On Eating One’s Own Kind

In my Arctic travels, an Inuk I met told me that human flesh tasted “like inferior polar bear meat.”

In my Arctic travels, I once met an Inuk who told me that he’d eaten another Inuk during a period of starvation some years earlier. On a whim, I asked him how the person tasted. “Like inferior polar bear meat,” he replied.

Inuit meat
Inuit family. Photo: Ansgar Walk, CC BY 2.5.

For the next few weeks, I couldn’t help but think “inferior polar bear meat” whenever I encountered one of my fellow human beings. Likewise it was all I could do to keep from greeting my friends by saying “How’s it going, Inferior Polar Bear Meat?” After a while, I developed a curiosity about human meat. Since I’d had all sorts of other interactions with people, why not try to determine how they tasted?

Easier said than done. For where would I get the meat? Probably not at Whole Foods, Trader Joe’s, or even Walmart’s. When I googled the subject, one of the first hits I got was a perhaps jocular recipe for Ed Gein’s head cheese. Another google brought me to the so-called Milwaukee cannibal Jeffrey Dahmer and another to Ugandan president Idi Amin, who ate several of his followers and said they were a bit too salty. These individuals might be described as celebrity diners, for they became famous by eating their own kind. Myself, I had no desire to be regarded as a latter-day Jeffrey Dahmer.

Of course, there were once cannibalistic cultures, such as the Fijians, who delighted in dining on the occasional Protestant missionary (might they have had a rather dour flavor?). Certain indigenous groups in the Caribbean often evaluated Europeans based on how they tasted, with the French near the top and the Dutch near the bottom. But since my own culture did not happen to be an anthropophagous one, I could find no practical information whether online or elsewhere about casually dining on one’s fellow humans. A shame, for this deed, if performed with some regularity, would be a great service to our grossly overpopulated planet.

So what to do? Since it would be a bit risky to kill and eat a living person, I thought about eating a recently deceased one. In the 1940s, the writer Hassoldt Davis (author of, among other books, The Jungle and the Damned) was given a human hand from a mortician, cooked it in herbs and garlic, and liked it so much that he asked the mortician for the hand’s “mate.” Following this example, I went to a pathologist friend and asked him for a chunk of an unclaimed corpse so I could see whether or not it tasted like polar bear meat. “Have you gone nuts?” he shouted at me. Times seem to have changed since the 1940s.

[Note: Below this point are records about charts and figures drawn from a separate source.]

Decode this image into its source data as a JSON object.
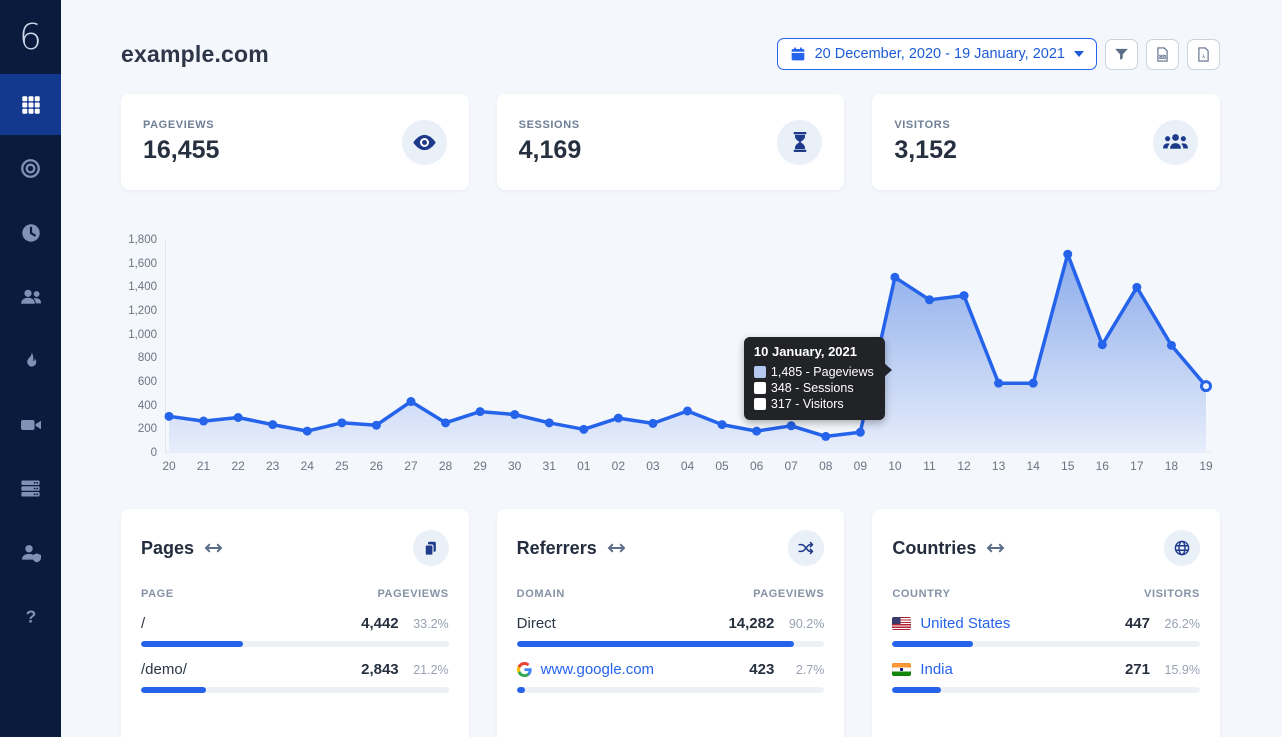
{
  "colors": {
    "accent": "#2563eb",
    "sidebar_bg": "#0b1b3d",
    "sidebar_active": "#13398f",
    "page_bg": "#f4f7fc",
    "icon_dark": "#1e3a8a",
    "tooltip_bg": "#222327",
    "line": "#2563eb",
    "area_top": "#86a8ea",
    "area_bottom": "#e7edfb"
  },
  "sidebar": {
    "logo": "6",
    "items": [
      {
        "label": "dashboard",
        "icon": "grid-icon",
        "active": true
      },
      {
        "label": "goals",
        "icon": "target-icon",
        "active": false
      },
      {
        "label": "realtime",
        "icon": "clock-icon",
        "active": false
      },
      {
        "label": "visitors",
        "icon": "users-icon",
        "active": false
      },
      {
        "label": "heatmaps",
        "icon": "flame-icon",
        "active": false
      },
      {
        "label": "recordings",
        "icon": "video-icon",
        "active": false
      },
      {
        "label": "servers",
        "icon": "server-icon",
        "active": false
      },
      {
        "label": "account",
        "icon": "user-shield-icon",
        "active": false
      },
      {
        "label": "help",
        "icon": "question-icon",
        "active": false
      }
    ]
  },
  "header": {
    "title": "example.com",
    "date_range": "20 December, 2020 - 19 January, 2021"
  },
  "stats": [
    {
      "label": "PAGEVIEWS",
      "value": "16,455",
      "icon": "eye-icon"
    },
    {
      "label": "SESSIONS",
      "value": "4,169",
      "icon": "hourglass-icon"
    },
    {
      "label": "VISITORS",
      "value": "3,152",
      "icon": "visitors-icon"
    }
  ],
  "chart_data": {
    "type": "area",
    "title": "",
    "xlabel": "",
    "ylabel": "",
    "ylim": [
      0,
      1800
    ],
    "yticks": [
      "1,800",
      "1,600",
      "1,400",
      "1,200",
      "1,000",
      "800",
      "600",
      "400",
      "200",
      "0"
    ],
    "ytick_values": [
      1800,
      1600,
      1400,
      1200,
      1000,
      800,
      600,
      400,
      200,
      0
    ],
    "grid": false,
    "x_labels": [
      "20",
      "21",
      "22",
      "23",
      "24",
      "25",
      "26",
      "27",
      "28",
      "29",
      "30",
      "31",
      "01",
      "02",
      "03",
      "04",
      "05",
      "06",
      "07",
      "08",
      "09",
      "10",
      "11",
      "12",
      "13",
      "14",
      "15",
      "16",
      "17",
      "18",
      "19"
    ],
    "series": [
      {
        "name": "Pageviews",
        "color": "#2563eb",
        "values": [
          310,
          270,
          300,
          240,
          185,
          255,
          235,
          435,
          255,
          350,
          325,
          255,
          200,
          295,
          250,
          355,
          240,
          185,
          230,
          140,
          175,
          1485,
          1295,
          1330,
          590,
          590,
          1680,
          915,
          1400,
          910,
          565
        ]
      }
    ],
    "last_point_open": true,
    "tooltip": {
      "anchor_index": 21,
      "title": "10 January, 2021",
      "entries": [
        {
          "swatch": "#b4c8f2",
          "text": "1,485 - Pageviews",
          "value": 1485,
          "metric": "Pageviews"
        },
        {
          "swatch": "#ffffff",
          "text": "348 - Sessions",
          "value": 348,
          "metric": "Sessions"
        },
        {
          "swatch": "#ffffff",
          "text": "317 - Visitors",
          "value": 317,
          "metric": "Visitors"
        }
      ]
    }
  },
  "panels": [
    {
      "title": "Pages",
      "action_icon": "copy-icon",
      "col_header": "PAGE",
      "val_header": "PAGEVIEWS",
      "rows": [
        {
          "label": "/",
          "value": "4,442",
          "pct_label": "33.2%",
          "pct": 33.2
        },
        {
          "label": "/demo/",
          "value": "2,843",
          "pct_label": "21.2%",
          "pct": 21.2
        }
      ]
    },
    {
      "title": "Referrers",
      "action_icon": "shuffle-icon",
      "col_header": "DOMAIN",
      "val_header": "PAGEVIEWS",
      "rows": [
        {
          "label": "Direct",
          "value": "14,282",
          "pct_label": "90.2%",
          "pct": 90.2
        },
        {
          "label": "www.google.com",
          "value": "423",
          "pct_label": "2.7%",
          "pct": 2.7
        }
      ]
    },
    {
      "title": "Countries",
      "action_icon": "globe-icon",
      "col_header": "COUNTRY",
      "val_header": "VISITORS",
      "rows": [
        {
          "label": "United States",
          "value": "447",
          "pct_label": "26.2%",
          "pct": 26.2
        },
        {
          "label": "India",
          "value": "271",
          "pct_label": "15.9%",
          "pct": 15.9
        }
      ]
    }
  ]
}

This was one remaining possibility. Yours truly. For I assumed that it wouldn’t be against the law if I dined on myself. Not on one of my briskets, mind you, but simply a tidbit of my thigh. Thus I took my pocket knife, and from my left thigh gently removed a small piece of my skin as well as some subcutaneous tissue. A relatively painless procedure. Then I cooked this hoped-for victual and ate it with a garnish of my blood. My conclusion: as cuisine, I didn’t have much flavor. All right, I thought, I’ll try a piece of my thigh a la tartare. So I ate an uncooked tidbit, and once again I didn’t seem to have much flavor.

In the end, I had no choice but to eat some polar bear meat, which I did during a trip to East Greenland. A local hunter cut off a chunk from the flank of a polar bear he’d recently killed, boiled it for rather a long time due to trichinosis risk, and then offered it to me. Did it taste inferior or superior? you might wonder. The latter. In fact, it tasted so good that I ended up with a positive feeling about my fellow human beings… at least for a while.